Cuando el "estilo santiagueño" era un poco de todo

En los primeros años del siglo, no había arquitectos en Santiago. Los edificios los diseñaban inmigrantes italianos y españoles que mezclaban estilos como quien revuelve un locro. El resultado fue un eclecticismo gloriosamente caótico:

El Banco de la Nación (1905): columnas griegas, balcones renacentistas y algún que otro detalle que solo Dios sabe de dónde salió.

El Teatro 25 de Mayo (1910): art nouveau en la fachada, pero con un alma bien criolla adentro.

Las casas de la avenida Belgrano: donde los primeros placards embutidos hicieron gritar a más de una abuela: "¡Eso es para esconder cosas!".

El ingeniero Carlos Colombo, en 1927, se cansó de tanta improvisación y denunció: "Estos tipos son albañiles, no arquitectos". Pero los "maestros de obra" tenían una excusa lista: "Perdimos los títulos en el barco". La ciudad se rió, pero los edificios quedaron ahí, testigos de una época donde todo se hacía a puro pulso.

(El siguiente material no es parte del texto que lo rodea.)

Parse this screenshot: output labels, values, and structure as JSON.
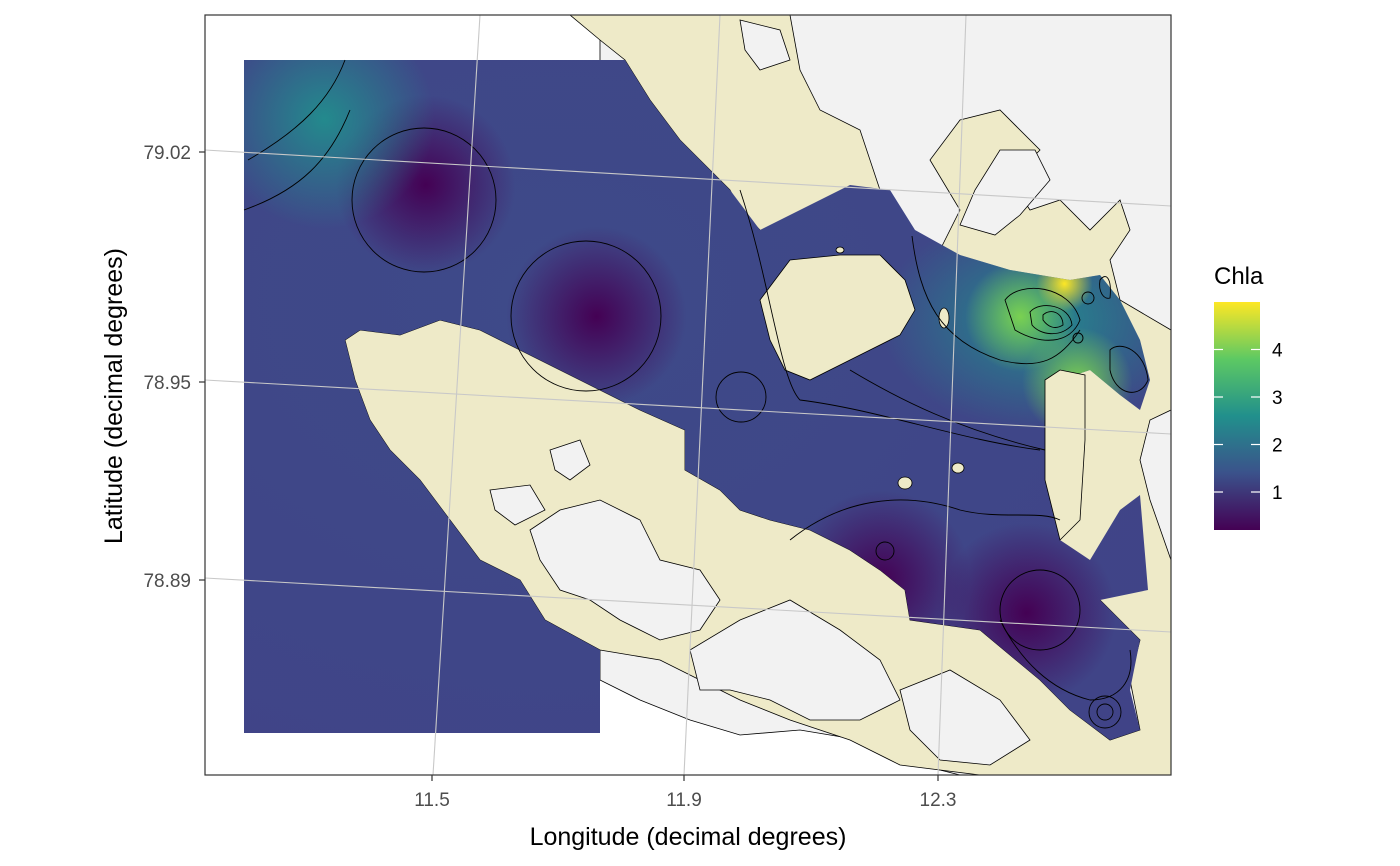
{
  "chart_data": {
    "type": "heatmap",
    "xlabel": "Longitude (decimal degrees)",
    "ylabel": "Latitude (decimal degrees)",
    "x_ticks": [
      "11.5",
      "11.9",
      "12.3"
    ],
    "y_ticks": [
      "79.02",
      "78.95",
      "78.89"
    ],
    "legend": {
      "title": "Chla",
      "labels": [
        "1",
        "2",
        "3",
        "4"
      ],
      "range": [
        0.2,
        5.0
      ],
      "placement": "right",
      "colors": [
        "#440154",
        "#3b528b",
        "#21908c",
        "#5dc963",
        "#fde725"
      ]
    },
    "grid": true,
    "hotspots": [
      {
        "lon": 11.49,
        "lat": 79.01,
        "chla": 0.55
      },
      {
        "lon": 11.76,
        "lat": 78.97,
        "chla": 0.5
      },
      {
        "lon": 11.33,
        "lat": 79.03,
        "chla": 1.8
      },
      {
        "lon": 12.43,
        "lat": 78.97,
        "chla": 3.9
      },
      {
        "lon": 12.5,
        "lat": 78.98,
        "chla": 4.6
      },
      {
        "lon": 12.52,
        "lat": 78.95,
        "chla": 3.1
      },
      {
        "lon": 12.44,
        "lat": 78.88,
        "chla": 0.4
      },
      {
        "lon": 12.21,
        "lat": 78.89,
        "chla": 0.6
      }
    ],
    "colors": {
      "land": "#eeeac8",
      "glacier": "#f2f2f2",
      "contour": "#000000",
      "gridline": "#c8c8c8"
    }
  }
}
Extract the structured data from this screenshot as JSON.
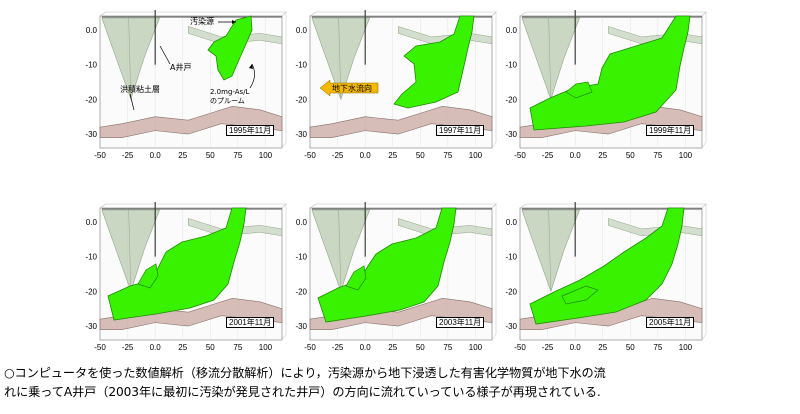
{
  "axes": {
    "y_ticks": [
      "0.0",
      "-10",
      "-20",
      "-30"
    ],
    "x_ticks": [
      "-50",
      "-25",
      "0.0",
      "25",
      "50",
      "75",
      "100"
    ]
  },
  "annotations": {
    "source": "汚染源",
    "well": "A井戸",
    "clay": "洪積粘土層",
    "plume_line1": "2.0mg-As/L",
    "plume_line2": "のプルーム",
    "flow": "地下水流向"
  },
  "panels": [
    {
      "date": "1995年11月"
    },
    {
      "date": "1997年11月"
    },
    {
      "date": "1999年11月"
    },
    {
      "date": "2001年11月"
    },
    {
      "date": "2003年11月"
    },
    {
      "date": "2005年11月"
    }
  ],
  "colors": {
    "plume": "#39f200",
    "plume_dark": "#1e8a00",
    "cone": "#b9cbb0",
    "clay": "#c9a8a0",
    "arrow": "#f5b800"
  },
  "caption": {
    "line1": "○コンピュータを使った数値解析（移流分散解析）により，汚染源から地下浸透した有害化学物質が地下水の流",
    "line2": "れに乗ってA井戸（2003年に最初に汚染が発見された井戸）の方向に流れていっている様子が再現されている."
  }
}
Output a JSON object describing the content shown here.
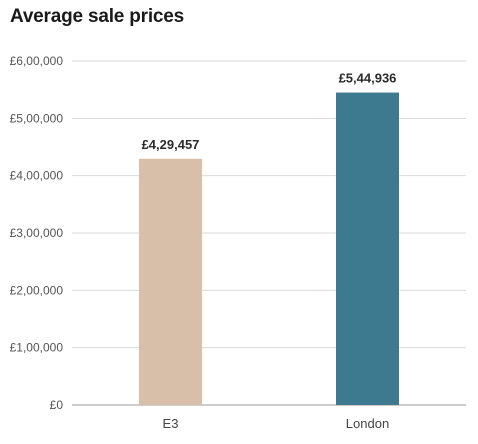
{
  "chart_data": {
    "type": "bar",
    "title": "Average sale prices",
    "xlabel": "",
    "ylabel": "",
    "categories": [
      "E3",
      "London"
    ],
    "values": [
      429457,
      544936
    ],
    "data_labels": [
      "£4,29,457",
      "£5,44,936"
    ],
    "colors": [
      "#d8bfaa",
      "#3d7a8f"
    ],
    "ylim": [
      0,
      600000
    ],
    "y_ticks": [
      0,
      100000,
      200000,
      300000,
      400000,
      500000,
      600000
    ],
    "y_tick_labels": [
      "£0",
      "£1,00,000",
      "£2,00,000",
      "£3,00,000",
      "£4,00,000",
      "£5,00,000",
      "£6,00,000"
    ],
    "grid": true,
    "legend": "none"
  }
}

Los funerales: el espectáculo social del año

En los años 20, morirse era un asunto de prestigio. Las familias competían por quién tenía el panteón más grande, mientras los pobres se conformaban con cruces de madera. Los funerales eran el evento del año:

"¿Viste cómo lloró la viuda? Parecía de verdad."

"El doctor dio propinas hasta al que barría la calle."

"Qué discurso, che... casi me hizo llorar."

Era la mezcla perfecta entre el drama italiano y el culto criollo a los muertos.

El progreso que iluminó (solo) a algunos

La electricidad que no llegaba a todos

Santiago fue la segunda ciudad argentina con luz eléctrica (1889), gracias a Otto Semmelak y sus 10 focos. Pero la modernidad tenía sus límites:

La usina de Belisario García (1906) iluminaba el Parque Aguirre... mientras el oeste seguía en penumbras.

Las calles adoquinadas (1916) empezaron por la plaza Libertad, donde las señoras paseaban sus vestidos traídos de Europa.

El ferrocarril que se llevó más de lo que trajo

El tren prometía progreso, pero dejó cicatrices:

Pueblos enteros desaparecieron porque quedaron fuera de las rutas.

Los obrajes forestales arrasaron con los bosques, y los criollos, sin tierra, se convirtieron en peones o se fueron para siempre.

La ciudad que nunca terminó de cambiar

Hoy, si caminás por Santiago, las huellas de esa época siguen ahí:

En el Parque Aguirre, donde los eucaliptos crecieron sobre el dolor del paludismo.

En las fachadas de la calle Salta, con sus molduras imposibles, como si los albañiles hubieran dicho: "Qué sé yo, pongámosle un poco de esto y un poco de aquello".

En el Mercado de Abasto, que antes fue matadero y ahora vibra con los gritos de los vendedores.

El siglo XX le dio a Santiago baños con azulejos, pero también le arrancó pedazos de su alma criolla. Como escribió Delgado: "Fue el siglo donde unos construyeron palacetes... y otros siguieron peleando por lo poco que quedaba".

Fuente: Santiago del Estero. Recorrido por una ciudad histórica (Arq. Roberto R. Delgado).

 

¿Sabías qué? La primera casa con ropero embutido fue el chalet de los Cáceres en 1914. "¡Mirá vos, ahora la ropa se esconde!", decían las vecinas. El escándalo duró meses.